Demand forecasting predicts the count of orders or sum of quantities over a period of time defined by (START_DAYS, END_DAYS] for an item or a group of item. A typical minimal Predictive Query looks like the following

// Assuming no quantities column and each order corresponds to 1 order.
PREDICT COUNT(Sales.*, START_DAYS, END_DAYS)
FOR EACH Items.item_id

// Assuming demand is defined as sum of quantities.
PREDICT SUM(Sales.quantity, START_DAYS, END_DAYS)
FOR EACH Items.item_id

// Assuming we want to predict on a different granularity defined by "Secondary"
PREDICT SUM(Sales.quantity, START_DAYS, END_DAYS)
FOR EACH Groups.group_id

// An example of predicting 6th week in the future
PREDICT SUM(Sales.quantity, 35, 42)
FOR EACH Groups.group_id

A common challenge we face in regression problems is that, some times the training table is overwhelmed with a lot of zeros which might hurt the performance. We could adopt an assuming statement to mitigate the problems.

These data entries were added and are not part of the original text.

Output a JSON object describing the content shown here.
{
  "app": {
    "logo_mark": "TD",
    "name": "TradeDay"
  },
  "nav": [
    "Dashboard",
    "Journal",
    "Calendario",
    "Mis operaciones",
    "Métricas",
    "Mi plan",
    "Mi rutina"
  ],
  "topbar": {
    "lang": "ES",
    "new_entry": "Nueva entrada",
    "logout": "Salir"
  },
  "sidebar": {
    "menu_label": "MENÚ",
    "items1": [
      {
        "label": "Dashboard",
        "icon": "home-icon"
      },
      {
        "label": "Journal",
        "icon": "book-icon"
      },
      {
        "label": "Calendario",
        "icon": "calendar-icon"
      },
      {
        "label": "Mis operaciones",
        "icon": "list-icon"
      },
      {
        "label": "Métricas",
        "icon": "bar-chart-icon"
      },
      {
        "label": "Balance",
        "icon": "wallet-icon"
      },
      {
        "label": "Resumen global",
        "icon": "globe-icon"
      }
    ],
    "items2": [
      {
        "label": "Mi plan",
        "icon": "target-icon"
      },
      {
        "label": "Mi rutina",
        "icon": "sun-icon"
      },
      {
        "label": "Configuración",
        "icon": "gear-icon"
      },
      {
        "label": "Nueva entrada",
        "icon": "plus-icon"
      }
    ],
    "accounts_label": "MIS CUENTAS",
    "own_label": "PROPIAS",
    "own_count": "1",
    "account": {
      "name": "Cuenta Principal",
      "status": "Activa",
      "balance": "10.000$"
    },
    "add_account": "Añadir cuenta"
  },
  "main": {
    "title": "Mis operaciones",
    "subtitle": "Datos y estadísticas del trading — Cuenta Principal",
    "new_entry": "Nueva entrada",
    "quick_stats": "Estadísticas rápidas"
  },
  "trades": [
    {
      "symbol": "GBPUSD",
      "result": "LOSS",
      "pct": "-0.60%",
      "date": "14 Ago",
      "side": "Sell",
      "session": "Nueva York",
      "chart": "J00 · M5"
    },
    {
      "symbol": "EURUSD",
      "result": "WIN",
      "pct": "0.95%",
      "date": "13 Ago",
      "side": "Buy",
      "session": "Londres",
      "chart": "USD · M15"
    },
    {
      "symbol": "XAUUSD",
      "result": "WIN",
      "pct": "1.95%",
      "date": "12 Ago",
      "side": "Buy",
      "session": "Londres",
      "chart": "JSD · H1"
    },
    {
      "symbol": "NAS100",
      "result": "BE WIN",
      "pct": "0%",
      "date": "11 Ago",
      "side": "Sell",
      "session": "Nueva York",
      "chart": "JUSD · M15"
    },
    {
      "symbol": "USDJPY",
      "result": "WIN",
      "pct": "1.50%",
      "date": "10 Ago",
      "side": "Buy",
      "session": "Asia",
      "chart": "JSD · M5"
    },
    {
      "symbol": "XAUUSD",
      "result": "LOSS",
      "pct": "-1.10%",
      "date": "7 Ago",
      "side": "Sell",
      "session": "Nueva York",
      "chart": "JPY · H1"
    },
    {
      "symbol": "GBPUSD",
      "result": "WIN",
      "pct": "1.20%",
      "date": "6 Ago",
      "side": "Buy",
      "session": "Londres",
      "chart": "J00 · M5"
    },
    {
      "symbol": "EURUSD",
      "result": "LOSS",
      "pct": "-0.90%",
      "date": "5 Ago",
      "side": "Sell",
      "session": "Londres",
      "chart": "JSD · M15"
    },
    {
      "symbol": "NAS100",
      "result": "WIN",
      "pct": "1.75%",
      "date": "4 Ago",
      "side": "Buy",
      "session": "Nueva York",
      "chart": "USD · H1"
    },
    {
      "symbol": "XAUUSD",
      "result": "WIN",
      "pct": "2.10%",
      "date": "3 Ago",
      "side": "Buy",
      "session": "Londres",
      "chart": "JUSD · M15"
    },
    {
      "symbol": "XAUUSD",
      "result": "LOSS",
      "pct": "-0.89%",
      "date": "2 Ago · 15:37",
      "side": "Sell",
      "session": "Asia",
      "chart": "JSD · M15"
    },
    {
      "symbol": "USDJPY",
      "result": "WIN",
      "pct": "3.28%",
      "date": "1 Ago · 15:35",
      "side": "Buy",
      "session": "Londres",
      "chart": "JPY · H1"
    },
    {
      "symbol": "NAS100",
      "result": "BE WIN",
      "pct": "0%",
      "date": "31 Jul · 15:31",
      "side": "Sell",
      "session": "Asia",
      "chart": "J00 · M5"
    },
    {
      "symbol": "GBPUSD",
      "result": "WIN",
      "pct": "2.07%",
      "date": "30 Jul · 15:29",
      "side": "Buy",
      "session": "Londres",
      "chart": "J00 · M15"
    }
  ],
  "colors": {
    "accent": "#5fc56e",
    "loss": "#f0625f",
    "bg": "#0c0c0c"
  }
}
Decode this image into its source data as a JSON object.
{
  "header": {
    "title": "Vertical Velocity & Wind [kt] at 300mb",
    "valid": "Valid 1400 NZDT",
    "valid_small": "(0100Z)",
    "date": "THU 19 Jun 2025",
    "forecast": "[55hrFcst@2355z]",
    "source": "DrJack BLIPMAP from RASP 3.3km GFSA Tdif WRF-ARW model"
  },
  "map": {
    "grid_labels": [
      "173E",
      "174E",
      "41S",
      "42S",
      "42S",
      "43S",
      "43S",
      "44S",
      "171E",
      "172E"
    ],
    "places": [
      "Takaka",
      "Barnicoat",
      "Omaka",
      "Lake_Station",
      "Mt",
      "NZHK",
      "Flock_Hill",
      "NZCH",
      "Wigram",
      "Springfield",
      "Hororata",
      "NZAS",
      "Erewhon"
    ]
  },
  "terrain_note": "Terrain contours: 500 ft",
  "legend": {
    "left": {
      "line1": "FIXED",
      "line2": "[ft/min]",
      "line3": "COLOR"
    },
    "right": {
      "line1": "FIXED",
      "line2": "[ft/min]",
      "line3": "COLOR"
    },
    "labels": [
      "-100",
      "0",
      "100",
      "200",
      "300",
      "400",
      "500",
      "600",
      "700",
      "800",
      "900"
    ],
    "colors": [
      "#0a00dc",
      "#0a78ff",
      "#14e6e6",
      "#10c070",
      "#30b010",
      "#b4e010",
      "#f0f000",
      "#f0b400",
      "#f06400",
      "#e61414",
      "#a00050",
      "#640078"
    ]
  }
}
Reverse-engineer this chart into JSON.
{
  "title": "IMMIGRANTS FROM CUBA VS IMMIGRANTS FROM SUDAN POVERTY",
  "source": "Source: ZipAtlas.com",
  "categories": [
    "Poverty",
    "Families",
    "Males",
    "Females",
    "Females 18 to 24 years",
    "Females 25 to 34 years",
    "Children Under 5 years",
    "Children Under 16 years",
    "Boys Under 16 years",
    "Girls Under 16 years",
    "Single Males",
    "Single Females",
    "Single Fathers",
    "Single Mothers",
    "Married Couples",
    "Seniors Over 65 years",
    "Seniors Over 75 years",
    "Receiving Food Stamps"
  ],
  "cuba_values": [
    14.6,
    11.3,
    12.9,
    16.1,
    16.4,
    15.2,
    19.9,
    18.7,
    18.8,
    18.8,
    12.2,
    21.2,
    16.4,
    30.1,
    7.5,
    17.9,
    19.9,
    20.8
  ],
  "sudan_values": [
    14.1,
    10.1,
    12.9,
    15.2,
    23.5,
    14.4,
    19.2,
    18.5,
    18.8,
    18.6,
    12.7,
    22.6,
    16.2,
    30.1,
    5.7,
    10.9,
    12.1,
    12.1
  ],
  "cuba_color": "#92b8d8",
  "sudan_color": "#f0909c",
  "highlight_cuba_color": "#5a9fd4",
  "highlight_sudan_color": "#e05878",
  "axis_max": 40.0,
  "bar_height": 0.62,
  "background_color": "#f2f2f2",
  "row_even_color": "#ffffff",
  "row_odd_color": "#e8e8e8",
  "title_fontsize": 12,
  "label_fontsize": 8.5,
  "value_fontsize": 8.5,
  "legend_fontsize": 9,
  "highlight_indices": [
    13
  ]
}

PREDICT SUM(Sales.quantity, START_DAYS, END_DAYS)
FOR EACH Groups.group_id
ASSUMING SUM(Sales.quantity, START_DAYS, END_DAYS) > 0

Deployment

Usually, the demand forecasting runs on a scheduled cadence (daily, weekly or monthly) and write data back to customer owned data persistent service. Then the results might be examined manually by analytics to make strategic decisions on marketing, sales, supply chain related tasks or the results are automatically consumed by downstream (non)-AI solutions. The typical data flow looks like the following

Data is refreshed with the most recent snapshots which include up-to-date sales and dimension table for entities, this operation most commonly happens at the data warehouse level
KUMO ingest the data and predict the values for future demand. The predictions are written to the desired output location via REST API call

Depending on the actual model architecture, we might need to do some data transformation because the activation function might produce negative values (e.g., LeakyReLU)
```
SELECT item_id,
       CASE
           WHEN TARGET_PRED < 0 THEN 0
           ELSE TARGET_PRED
       END AS TARGET_PRED
FROM PREDICTIONS
```
The predictions are consumed by downstream applications or additional data analytics is performed on the output data.